Obama was to meet Palestinian president Mahmud Abbas at 0900 GMT and then Prime Minister Salam Fayyad, on the second day of his visit to Israel, the West Bank and Jordan, which is dominated by challenges posed by Iran and Syria.
Hours before Obama was to board his helicopter to fly to Ramallah to meet the Palestinian leadership, two rockets fired by militants in the Hamas-run Gaza Strip hit southern Israel.
In only the second such attack since November, the rockets crashed down in Sderot, a border town often targeted by rockets, which Obama visited in a previous visit to Israel while a presidential candidate in 2008.
Obama, on the first foreign trip of his second term, says he has came to the Holy Land simply "to listen" to the parties about how to resume peace talks which have been frozen for two-and-a-half years.
He said he decided against coming armed with a comprehensive peace plan that might not be fit for current political conditions.
"Ultimately, this is a really hard problem," Obama said during a news conference with Israeli Prime Minister Benjamin Netanyahu on Wednesday.
"It's been lingering for over six decades. And the parties involved have, you know, some profound interests that you can't spin, you can't smooth over.

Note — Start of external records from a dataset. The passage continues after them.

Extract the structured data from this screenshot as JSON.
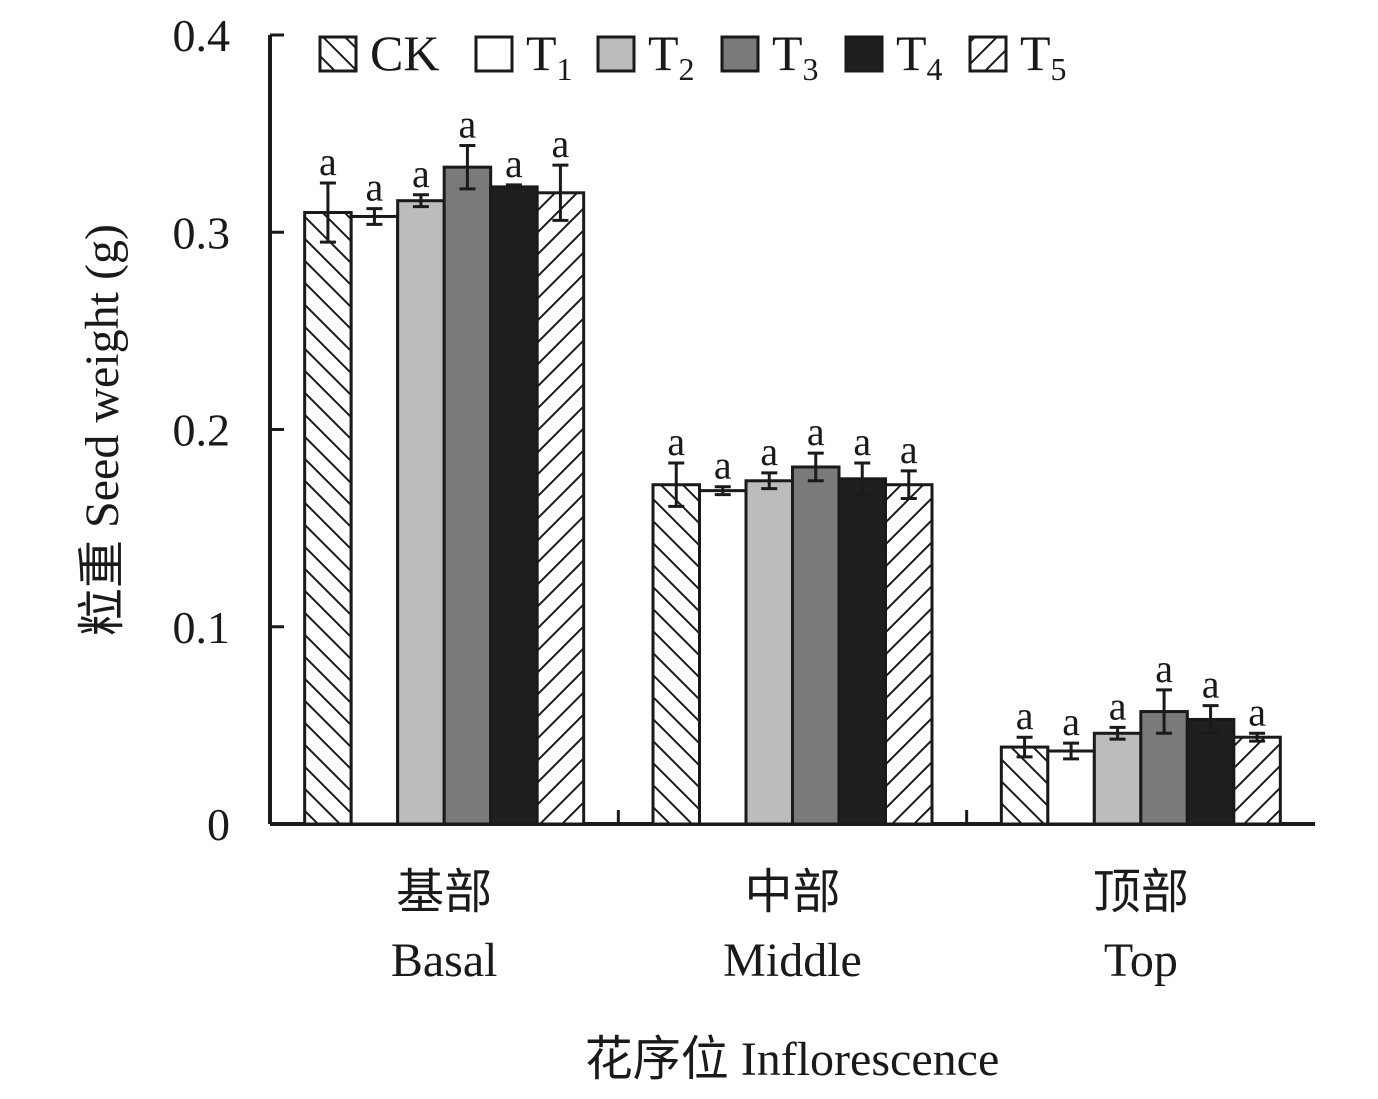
{
  "chart_data": {
    "type": "bar",
    "title": "",
    "ylabel": "粒重 Seed weight (g)",
    "xlabel": "花序位 Inflorescence",
    "ylim": [
      0,
      0.4
    ],
    "yticks": [
      {
        "value": 0,
        "label": "0"
      },
      {
        "value": 0.1,
        "label": "0.1"
      },
      {
        "value": 0.2,
        "label": "0.2"
      },
      {
        "value": 0.3,
        "label": "0.3"
      },
      {
        "value": 0.4,
        "label": "0.4"
      }
    ],
    "grid": false,
    "legend_position": "top",
    "categories": [
      {
        "cn": "基部",
        "en": "Basal"
      },
      {
        "cn": "中部",
        "en": "Middle"
      },
      {
        "cn": "顶部",
        "en": "Top"
      }
    ],
    "series": [
      {
        "name": "CK",
        "base": "CK",
        "sub": "",
        "fill": "hatch-back",
        "color": "#ffffff",
        "values": [
          0.31,
          0.172,
          0.039
        ],
        "errors": [
          0.015,
          0.011,
          0.005
        ],
        "significance": [
          "a",
          "a",
          "a"
        ]
      },
      {
        "name": "T1",
        "base": "T",
        "sub": "1",
        "fill": "solid",
        "color": "#ffffff",
        "values": [
          0.308,
          0.169,
          0.037
        ],
        "errors": [
          0.004,
          0.002,
          0.004
        ],
        "significance": [
          "a",
          "a",
          "a"
        ]
      },
      {
        "name": "T2",
        "base": "T",
        "sub": "2",
        "fill": "solid",
        "color": "#bcbcbc",
        "values": [
          0.316,
          0.174,
          0.046
        ],
        "errors": [
          0.003,
          0.004,
          0.003
        ],
        "significance": [
          "a",
          "a",
          "a"
        ]
      },
      {
        "name": "T3",
        "base": "T",
        "sub": "3",
        "fill": "solid",
        "color": "#7a7a7a",
        "values": [
          0.333,
          0.181,
          0.057
        ],
        "errors": [
          0.011,
          0.007,
          0.011
        ],
        "significance": [
          "a",
          "a",
          "a"
        ]
      },
      {
        "name": "T4",
        "base": "T",
        "sub": "4",
        "fill": "solid",
        "color": "#1f1f1f",
        "values": [
          0.323,
          0.175,
          0.053
        ],
        "errors": [
          0.001,
          0.008,
          0.007
        ],
        "significance": [
          "a",
          "a",
          "a"
        ]
      },
      {
        "name": "T5",
        "base": "T",
        "sub": "5",
        "fill": "hatch-fwd",
        "color": "#ffffff",
        "values": [
          0.32,
          0.172,
          0.044
        ],
        "errors": [
          0.014,
          0.007,
          0.002
        ],
        "significance": [
          "a",
          "a",
          "a"
        ]
      }
    ]
  }
}
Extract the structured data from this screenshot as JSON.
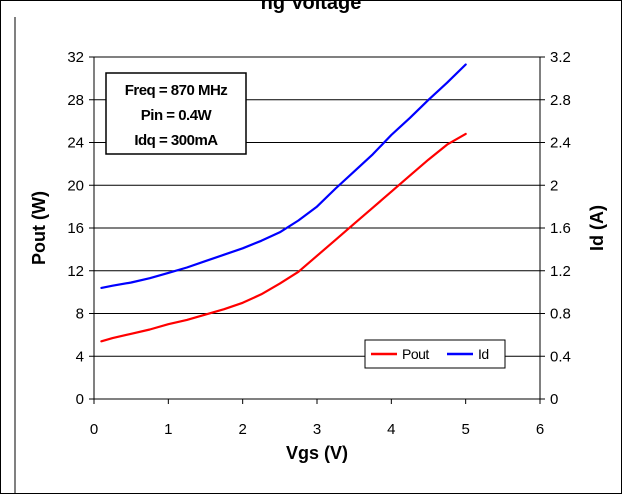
{
  "page": {
    "title_fragment": "ng Voltage"
  },
  "annotation": {
    "lines": [
      "Freq = 870 MHz",
      "Pin = 0.4W",
      "Idq = 300mA"
    ]
  },
  "chart_data": {
    "type": "line",
    "xlabel": "Vgs (V)",
    "ylabel_left": "Pout (W)",
    "ylabel_right": "Id (A)",
    "xlim": [
      0,
      6
    ],
    "ylim_left": [
      0,
      32
    ],
    "ylim_right": [
      0,
      3.2
    ],
    "xticks": [
      "0",
      "1",
      "2",
      "3",
      "4",
      "5",
      "6"
    ],
    "yticks_left": [
      "0",
      "4",
      "8",
      "12",
      "16",
      "20",
      "24",
      "28",
      "32"
    ],
    "yticks_right": [
      "0",
      "0.4",
      "0.8",
      "1.2",
      "1.6",
      "2",
      "2.4",
      "2.8",
      "3.2"
    ],
    "grid": true,
    "legend_position": "bottom-right",
    "series": [
      {
        "name": "Pout",
        "axis": "left",
        "color": "#ff0000",
        "x": [
          0.1,
          0.25,
          0.5,
          0.75,
          1.0,
          1.25,
          1.5,
          1.75,
          2.0,
          2.25,
          2.5,
          2.75,
          3.0,
          3.25,
          3.5,
          3.75,
          4.0,
          4.25,
          4.5,
          4.75,
          5.0
        ],
        "y": [
          5.4,
          5.7,
          6.1,
          6.5,
          7.0,
          7.4,
          7.9,
          8.4,
          9.0,
          9.8,
          10.8,
          11.9,
          13.4,
          14.9,
          16.4,
          17.9,
          19.4,
          20.9,
          22.4,
          23.8,
          24.8
        ]
      },
      {
        "name": "Id",
        "axis": "right",
        "color": "#0000ff",
        "x": [
          0.1,
          0.25,
          0.5,
          0.75,
          1.0,
          1.25,
          1.5,
          1.75,
          2.0,
          2.25,
          2.5,
          2.75,
          3.0,
          3.25,
          3.5,
          3.75,
          4.0,
          4.25,
          4.5,
          4.75,
          5.0
        ],
        "y": [
          1.04,
          1.06,
          1.09,
          1.13,
          1.18,
          1.23,
          1.29,
          1.35,
          1.41,
          1.48,
          1.56,
          1.67,
          1.8,
          1.97,
          2.13,
          2.29,
          2.47,
          2.63,
          2.8,
          2.96,
          3.13
        ]
      }
    ]
  }
}
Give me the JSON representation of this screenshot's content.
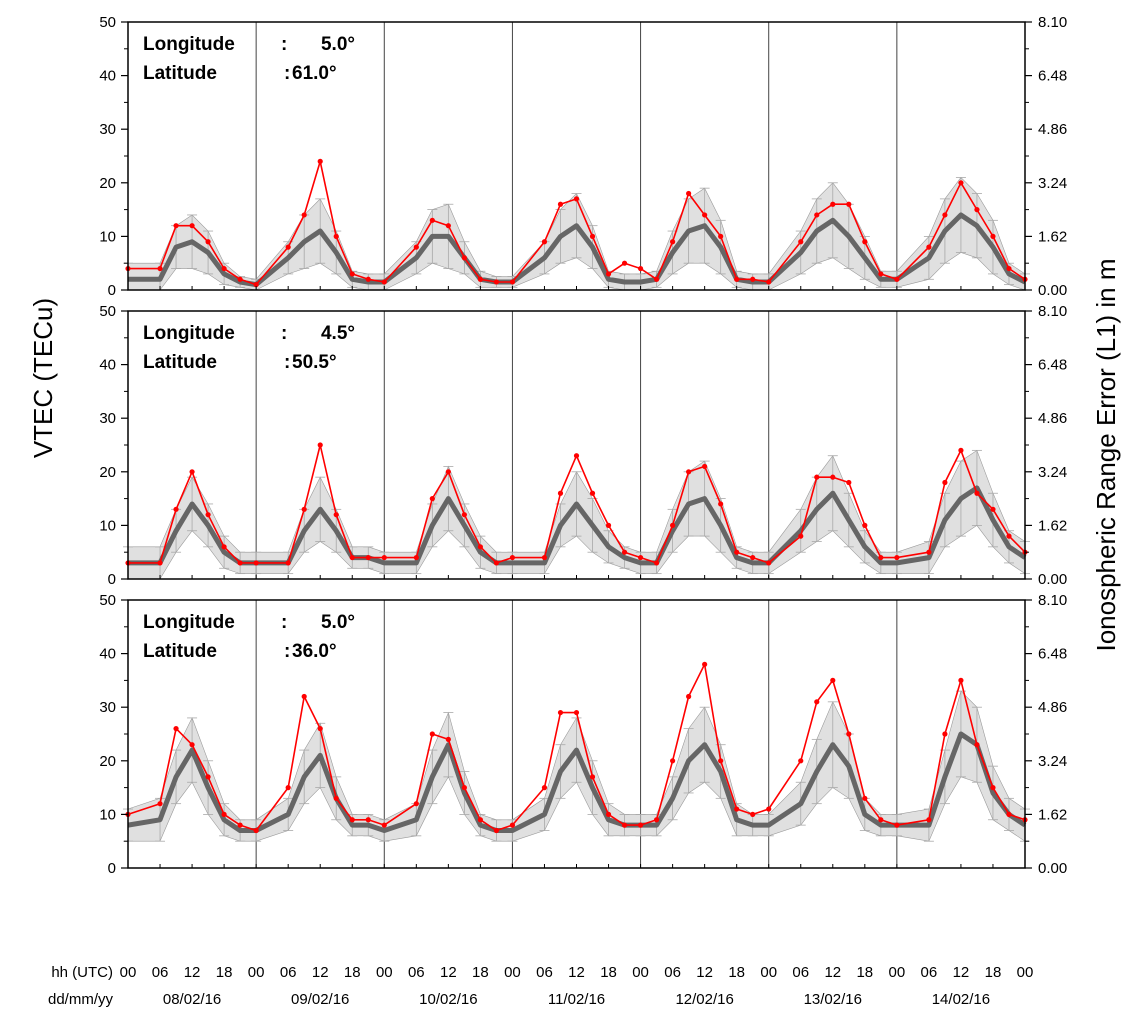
{
  "chart_data": {
    "type": "line",
    "ylabel": "VTEC (TECu)",
    "ylabel_right": "Ionospheric Range Error (L1) in m",
    "ylim": [
      0,
      50
    ],
    "y_ticks": [
      0,
      10,
      20,
      30,
      40,
      50
    ],
    "y2_ticks": [
      "0.00",
      "1.62",
      "3.24",
      "4.86",
      "6.48",
      "8.10"
    ],
    "x_row_labels": [
      "hh (UTC)",
      "dd/mm/yy"
    ],
    "hour_ticks": [
      "00",
      "06",
      "12",
      "18"
    ],
    "final_hour_tick": "00",
    "dates": [
      "08/02/16",
      "09/02/16",
      "10/02/16",
      "11/02/16",
      "12/02/16",
      "13/02/16",
      "14/02/16"
    ],
    "x_unit": "hours (UTC) from 08/02/16 00:00",
    "series_colors": {
      "current": "#ff0000",
      "median": "#666666",
      "band": "#bbbbbb"
    },
    "panels": [
      {
        "longitude_label": "Longitude",
        "longitude_sep": ":",
        "longitude_value": "5.0°",
        "latitude_label": "Latitude",
        "latitude_sep": ":",
        "latitude_value": "61.0°",
        "x": [
          0,
          6,
          9,
          12,
          15,
          18,
          21,
          24,
          30,
          33,
          36,
          39,
          42,
          45,
          48,
          54,
          57,
          60,
          63,
          66,
          69,
          72,
          78,
          81,
          84,
          87,
          90,
          93,
          96,
          99,
          102,
          105,
          108,
          111,
          114,
          117,
          120,
          126,
          129,
          132,
          135,
          138,
          141,
          144,
          150,
          153,
          156,
          159,
          162,
          165,
          168
        ],
        "current": [
          4,
          4,
          12,
          12,
          9,
          4,
          2,
          1,
          8,
          14,
          24,
          10,
          3,
          2,
          1.5,
          8,
          13,
          12,
          6,
          2,
          1.5,
          1.5,
          9,
          16,
          17,
          10,
          3,
          5,
          4,
          2,
          9,
          18,
          14,
          10,
          2,
          2,
          1.5,
          9,
          14,
          16,
          16,
          9,
          3,
          2,
          8,
          14,
          20,
          15,
          10,
          4,
          2
        ],
        "median": [
          2,
          2,
          8,
          9,
          7,
          3,
          1.5,
          1,
          6,
          9,
          11,
          7,
          2,
          1.5,
          1.5,
          6,
          10,
          10,
          6,
          2,
          1.5,
          1.5,
          6,
          10,
          12,
          8,
          2,
          1.5,
          1.5,
          2,
          7,
          11,
          12,
          8,
          2,
          1.5,
          1.5,
          7,
          11,
          13,
          10,
          6,
          2,
          2,
          6,
          11,
          14,
          12,
          8,
          3,
          1.5
        ],
        "band": [
          3,
          3,
          4,
          5,
          4,
          2,
          1,
          1,
          3,
          5,
          6,
          4,
          1.5,
          1.5,
          1.5,
          3,
          5,
          6,
          3,
          1.5,
          1,
          1,
          3,
          5,
          6,
          4,
          1.5,
          1.5,
          1.5,
          1.5,
          4,
          6,
          7,
          5,
          1.5,
          1.5,
          1.5,
          4,
          6,
          7,
          6,
          4,
          1.5,
          1.5,
          4,
          6,
          7,
          6,
          5,
          2,
          1.5
        ]
      },
      {
        "longitude_label": "Longitude",
        "longitude_sep": ":",
        "longitude_value": "4.5°",
        "latitude_label": "Latitude",
        "latitude_sep": ":",
        "latitude_value": "50.5°",
        "x": [
          0,
          6,
          9,
          12,
          15,
          18,
          21,
          24,
          30,
          33,
          36,
          39,
          42,
          45,
          48,
          54,
          57,
          60,
          63,
          66,
          69,
          72,
          78,
          81,
          84,
          87,
          90,
          93,
          96,
          99,
          102,
          105,
          108,
          111,
          114,
          117,
          120,
          126,
          129,
          132,
          135,
          138,
          141,
          144,
          150,
          153,
          156,
          159,
          162,
          165,
          168
        ],
        "current": [
          3,
          3,
          13,
          20,
          12,
          6,
          3,
          3,
          3,
          13,
          25,
          12,
          4,
          4,
          4,
          4,
          15,
          20,
          12,
          6,
          3,
          4,
          4,
          16,
          23,
          16,
          10,
          5,
          4,
          3,
          10,
          20,
          21,
          14,
          5,
          4,
          3,
          8,
          19,
          19,
          18,
          10,
          4,
          4,
          5,
          18,
          24,
          16,
          13,
          8,
          5
        ],
        "median": [
          3,
          3,
          9,
          14,
          10,
          5,
          3,
          3,
          3,
          9,
          13,
          9,
          4,
          4,
          3,
          3,
          10,
          15,
          10,
          5,
          3,
          3,
          3,
          10,
          14,
          10,
          6,
          4,
          3,
          3,
          9,
          14,
          15,
          10,
          4,
          3,
          3,
          9,
          13,
          16,
          11,
          6,
          3,
          3,
          4,
          11,
          15,
          17,
          11,
          6,
          4
        ],
        "band": [
          3,
          3,
          4,
          5,
          4,
          3,
          2,
          2,
          2,
          4,
          6,
          4,
          2,
          2,
          2,
          2,
          4,
          6,
          4,
          3,
          2,
          2,
          2,
          4,
          6,
          5,
          3,
          2,
          2,
          2,
          4,
          6,
          7,
          5,
          2,
          2,
          2,
          4,
          6,
          7,
          5,
          3,
          2,
          2,
          3,
          5,
          7,
          7,
          5,
          3,
          3
        ]
      },
      {
        "longitude_label": "Longitude",
        "longitude_sep": ":",
        "longitude_value": "5.0°",
        "latitude_label": "Latitude",
        "latitude_sep": ":",
        "latitude_value": "36.0°",
        "x": [
          0,
          6,
          9,
          12,
          15,
          18,
          21,
          24,
          30,
          33,
          36,
          39,
          42,
          45,
          48,
          54,
          57,
          60,
          63,
          66,
          69,
          72,
          78,
          81,
          84,
          87,
          90,
          93,
          96,
          99,
          102,
          105,
          108,
          111,
          114,
          117,
          120,
          126,
          129,
          132,
          135,
          138,
          141,
          144,
          150,
          153,
          156,
          159,
          162,
          165,
          168
        ],
        "current": [
          10,
          12,
          26,
          23,
          17,
          10,
          8,
          7,
          15,
          32,
          26,
          13,
          9,
          9,
          8,
          12,
          25,
          24,
          15,
          9,
          7,
          8,
          15,
          29,
          29,
          17,
          10,
          8,
          8,
          9,
          20,
          32,
          38,
          20,
          11,
          10,
          11,
          20,
          31,
          35,
          25,
          13,
          9,
          8,
          9,
          25,
          35,
          23,
          15,
          10,
          9
        ],
        "median": [
          8,
          9,
          17,
          22,
          15,
          9,
          7,
          7,
          10,
          17,
          21,
          13,
          8,
          8,
          7,
          9,
          17,
          23,
          14,
          8,
          7,
          7,
          10,
          18,
          22,
          15,
          9,
          8,
          8,
          8,
          13,
          20,
          23,
          18,
          9,
          8,
          8,
          12,
          18,
          23,
          19,
          10,
          8,
          8,
          8,
          17,
          25,
          23,
          14,
          10,
          8
        ],
        "band": [
          3,
          4,
          5,
          6,
          5,
          3,
          2,
          2,
          3,
          5,
          6,
          4,
          2,
          2,
          2,
          3,
          5,
          6,
          4,
          2,
          2,
          2,
          3,
          5,
          6,
          5,
          3,
          2,
          2,
          2,
          4,
          6,
          7,
          5,
          3,
          2,
          2,
          4,
          6,
          8,
          6,
          3,
          2,
          2,
          3,
          5,
          8,
          7,
          5,
          3,
          3
        ]
      }
    ]
  }
}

And it is a hard slog to work through all of these issues."
Obama's new approach was a stark contrast to early in his first term, when he declared Israeli settlement building to be illegitimate and promised to dedicate himself to peace.
He admitted on Wednesday that he had perhaps made mistakes, but argued that he was not the only US leader to have come a cropper on the issue.
"I hope I'm a better president now than when I first came into office," Obama said.
"I'm absolutely sure that there are a host of things that I could have done that would have been more deft and, you know, would have created better optics."
Palestinian peace negotiator Nabil Shaath on Wednesday published an op-ed message in the Israeli newspaper Haaretz, urging Obama to prove his commitment to a two-state solution by turning pledges into deeds.
"We could have saved lives and political capital if President Obama had shown the determination to create the right environment for meaningful decisions leading to a two-state solution," he wrote.
"Now, rather than calling for the resumption of a meaningless 'peace process,' we Palestinians expect real action on the ground."